Новые группы инструментов пополняют яростно ревущий хор: присоединяются тромбоны, тяжко вступает туба, самый низко звучащий из медных инструментов, и медленными шагами гиганта тема судьбы, как в подземелье, нисходит в басовый регистр. Вновь взлетает к небу осатанелый фанфарный крик. Все сильнее, все неистовее звучит в нем слепая угроза. Удар! Еще удар! Но на этом словно истощается бешенство стихий. Глуше, гармоничнее звучат фанфары, и вот кончились, иссякли. Широкий, как когда-то в «Соловушке», скачок голоса вверх, горестное причитание-стон кларнетов и фаготов, тише, тише, и на той же скользящей, певучей интонации причитания расцветает мелодия.
Она, как ни удивительно это, своим ритмом чуть родственна гремящим фанфарам судьбы, она близка и уныло-нисходящему ходу вступления и жалобному шепоту кларнетов. И, однако, это настоящая живая мелодия, трепетная и гибкая. Каждый оттенок чувства — грусть, нежность, тревога, отчаяние, потрясающее страдание — волшебно отражается в ней, облагораживаясь, как в серебряном зеркале. Светлая, танцующая грация присуща ей даже среди самых болезненных мигов переживания. «В движении вальса», — так пометил композитор это место в партитуре. Но со времени «Вальса-фантазии» Глинки еще ни разу вихреобразное, воздушно-кружащееся движение не служило таким верным воспроизведением вечно зыблющейся, волнообразно подвижной душевной жизни человека. Это душа вальса, его ритмическое дыхание более, чем сам вальс. Воздушная, прихотливая, она трепещет и мерцает, как крылья бабочки, опустившейся на жаркую солнечную поляну. Можно думать, что именно здесь, в черновой рукописи Чайковского, как об этом рассказывает Кашкин, стояла пометка «Воспоминания о бале». Но композитор недаром стер эту надпись. Музыкальное содержание эпизода шире, чем память о «страстных и милых образах», о которых говорит Кашкин. Это бессмертная поэзия светлой мечты и юного открытого чувства. Это страстная тоска по идеалу, греза о радостной полноте бытия.

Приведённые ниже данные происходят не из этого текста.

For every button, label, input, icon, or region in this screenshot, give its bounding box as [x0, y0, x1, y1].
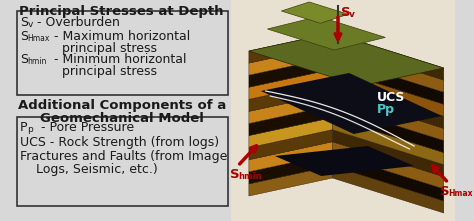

Движение ускоряется. Тревога окрашивает то, что еще только что было символом безмятежности, грозно нарастает звучность, прилив ширится, бушует и на самом гребне могучего вала появляется тема судьбы. На этот раз не валторны, а зычноголосые трубы кидают ее под просторные небеса, как вызов на бой, как хриплый крик войны. И сейчас же, только затихли трубы, отзывается прежняя трепетная и гибкая мелодия, исполненная тревоги и робкого ужаса. Ее ритм становится отрывистее, порою ей словно недостает дыхания. Душа ропщет, горько сетует и неустанно, страстно рвется к счастью. Гремят трубы судьбы, но и поражаемая их убийственными звуками не ослабевает сила жизни. Из вспышек отчаяния и ужаса встает просветленно-скорбная, возмужавшая первоначальная мелодия. Человек еще не победил своей судьбы, но узнал самого себя.
Насыщенная драматическими противоположениями, первая часть Четвертой симфонии образует грандиозную симфоническую поэму. Здесь нет внешних событий, нет картин природы и живописных описаний, которыми сильны Берлиоз, Лист или Мендельсон. Но, как и в «Онегине», Чайковский дал в своей симфонии осязаемо-реальное изображение душевной жизни, показал рост и возмужание личности. Нет здесь ни титанических масштабов, ни могучих страстей Бетховена. Герой Четвертой симфонии не немецкий «бурный гений» конца XVIII века, а передовой русский человек 1870-х годов, с жаждой правды и счастья, с мучительными сомнениями, с горькой участью. Тем более горькой, чем чище и самоотверженнее его поиски.